Data is expressed as mean ± SD, range (minimum-maximum), or medians (in case of violation of normality) for continuous variables and as percentages for categorical data. The Kolmogorov–Smirnov test was utilized for normality analysis of the parameters. . The comparison of variables between different groups was performed using the independent samples t-test and the Mann–Whitney U- test were used in case of a violation of normality.

The correlation between variables was estimated using Pearson or Spearman correlation coefficients.

All tests were two-sided and a p-value < 0,05 was considered to be statistically significant.

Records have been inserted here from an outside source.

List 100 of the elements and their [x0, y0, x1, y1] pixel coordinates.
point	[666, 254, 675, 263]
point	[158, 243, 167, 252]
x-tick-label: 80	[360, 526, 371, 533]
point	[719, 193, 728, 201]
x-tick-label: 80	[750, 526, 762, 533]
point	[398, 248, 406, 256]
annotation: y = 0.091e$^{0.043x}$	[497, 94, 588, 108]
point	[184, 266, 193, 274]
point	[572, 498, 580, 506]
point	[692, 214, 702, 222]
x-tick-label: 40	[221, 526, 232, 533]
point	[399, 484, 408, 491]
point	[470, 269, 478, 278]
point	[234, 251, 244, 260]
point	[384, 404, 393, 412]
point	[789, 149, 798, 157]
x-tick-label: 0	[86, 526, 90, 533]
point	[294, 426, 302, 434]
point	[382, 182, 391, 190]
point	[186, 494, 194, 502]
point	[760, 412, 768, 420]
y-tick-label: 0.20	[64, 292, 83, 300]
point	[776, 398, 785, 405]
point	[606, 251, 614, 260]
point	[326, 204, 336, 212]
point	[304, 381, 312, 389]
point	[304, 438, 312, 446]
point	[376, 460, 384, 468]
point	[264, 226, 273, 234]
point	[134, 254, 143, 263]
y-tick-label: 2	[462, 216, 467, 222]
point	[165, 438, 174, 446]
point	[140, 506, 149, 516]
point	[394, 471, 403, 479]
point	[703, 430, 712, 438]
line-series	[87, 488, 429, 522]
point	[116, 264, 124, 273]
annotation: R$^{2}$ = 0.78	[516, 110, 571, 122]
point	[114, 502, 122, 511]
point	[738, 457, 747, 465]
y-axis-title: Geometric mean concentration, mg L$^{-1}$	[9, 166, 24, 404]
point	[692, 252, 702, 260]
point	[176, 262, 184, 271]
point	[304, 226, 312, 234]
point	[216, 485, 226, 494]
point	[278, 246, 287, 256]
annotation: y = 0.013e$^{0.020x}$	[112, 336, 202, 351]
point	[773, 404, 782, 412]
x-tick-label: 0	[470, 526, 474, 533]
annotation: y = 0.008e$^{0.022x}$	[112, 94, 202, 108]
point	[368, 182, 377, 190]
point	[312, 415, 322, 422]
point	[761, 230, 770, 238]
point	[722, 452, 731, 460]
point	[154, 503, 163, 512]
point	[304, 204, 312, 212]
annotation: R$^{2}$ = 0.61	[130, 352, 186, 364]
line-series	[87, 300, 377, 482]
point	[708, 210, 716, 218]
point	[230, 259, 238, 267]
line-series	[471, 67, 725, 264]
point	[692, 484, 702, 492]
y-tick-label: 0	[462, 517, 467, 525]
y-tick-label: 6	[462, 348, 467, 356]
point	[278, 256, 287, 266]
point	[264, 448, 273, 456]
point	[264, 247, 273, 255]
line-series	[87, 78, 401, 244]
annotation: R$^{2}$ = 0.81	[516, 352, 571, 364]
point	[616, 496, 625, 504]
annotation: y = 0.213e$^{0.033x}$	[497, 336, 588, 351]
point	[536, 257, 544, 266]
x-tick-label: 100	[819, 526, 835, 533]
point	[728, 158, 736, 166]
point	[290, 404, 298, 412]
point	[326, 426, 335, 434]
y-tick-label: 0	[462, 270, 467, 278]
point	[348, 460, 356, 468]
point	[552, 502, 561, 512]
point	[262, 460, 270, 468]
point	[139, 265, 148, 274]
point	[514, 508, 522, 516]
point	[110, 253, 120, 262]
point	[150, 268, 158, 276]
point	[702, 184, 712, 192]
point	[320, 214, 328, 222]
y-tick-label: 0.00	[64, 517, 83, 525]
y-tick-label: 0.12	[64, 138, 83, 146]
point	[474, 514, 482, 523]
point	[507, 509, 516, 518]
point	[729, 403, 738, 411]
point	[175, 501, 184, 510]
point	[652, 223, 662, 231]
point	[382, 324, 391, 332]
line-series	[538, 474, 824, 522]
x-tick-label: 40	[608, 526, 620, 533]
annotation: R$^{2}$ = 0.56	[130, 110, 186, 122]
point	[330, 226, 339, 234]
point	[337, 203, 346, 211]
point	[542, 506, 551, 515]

All analyses were carried out using the statistical package SPSS vers.

13.00 (SPSS Inc., Chicago, IL, USA) for Windows.


Clinical evaluation

Mobility, Falls, BMI, exposure to sunlight, diet: Able to walk a distance of =500 meters without the aid of a stick (mobility A), were 82% of the men vs 68%of the women, whereas 18% of the men vs 32% of the women used occasionally a stick (mobility B).

All 101 study participants performed everyday indoor and outdoors physical activity. Men spent more time in outdoors moderate to heavy physical activity including brisk walking, gardening and heavy lifting.

During the preceding year, women fell more often than men (24/70 vs 4/31 respectively) and 15 of these 24 women had mobility B.

Moreover, within the sample of 101 subjects, it was found that subjects with mobility A (63 subjects) had higher levels of 25(OH)D than subjects with mobility B (38 subjects), i.e. 63,89 ± 30.87 nmol/L vs 43.50 ± 20.59 nmol/L respectively (t(99) = 3,612 p = 0,000).

Thirteen of the 101 study subjects (5 males and 8 females) had a BMI<25.

Forty four (18 males and 26 females) had a BMI between 25,1 and 30 kg/m² (overweight) and 44 (7 males and 37 females) had a BMI >30 kg/m² (obese). Thus, 84% of the subjects, were overweight and obese.

All 101 study participants wore clothing covering their arms and legs (ie long sleeves and trousers or stockings) during the study period (ie January to April), which is traditional apparel in Crete, for the period from October to the end of May. None of the study participants used sun lamps.

?ll study participants followed the Mediterranean type A diet of Crete (Kafatos, 2000). More specifically the majority of study subjects (n=85), consumed three portions per day and 16 consumed two portions per day of locally produced milk or dairy products. All participants consumed olive oil and wholemeal bread or rusks often home made. Meat and fish consumed twice and once a week respectively whereas locally produced vegetables and fruits were consumed daily and fried legumes were consumed once a week by most of the participants. The type of diet followed by each of the study subjects, provided a dietary calcium intake of > 800mg/day. No one consumed foods fortified with vitamin D (Table 1).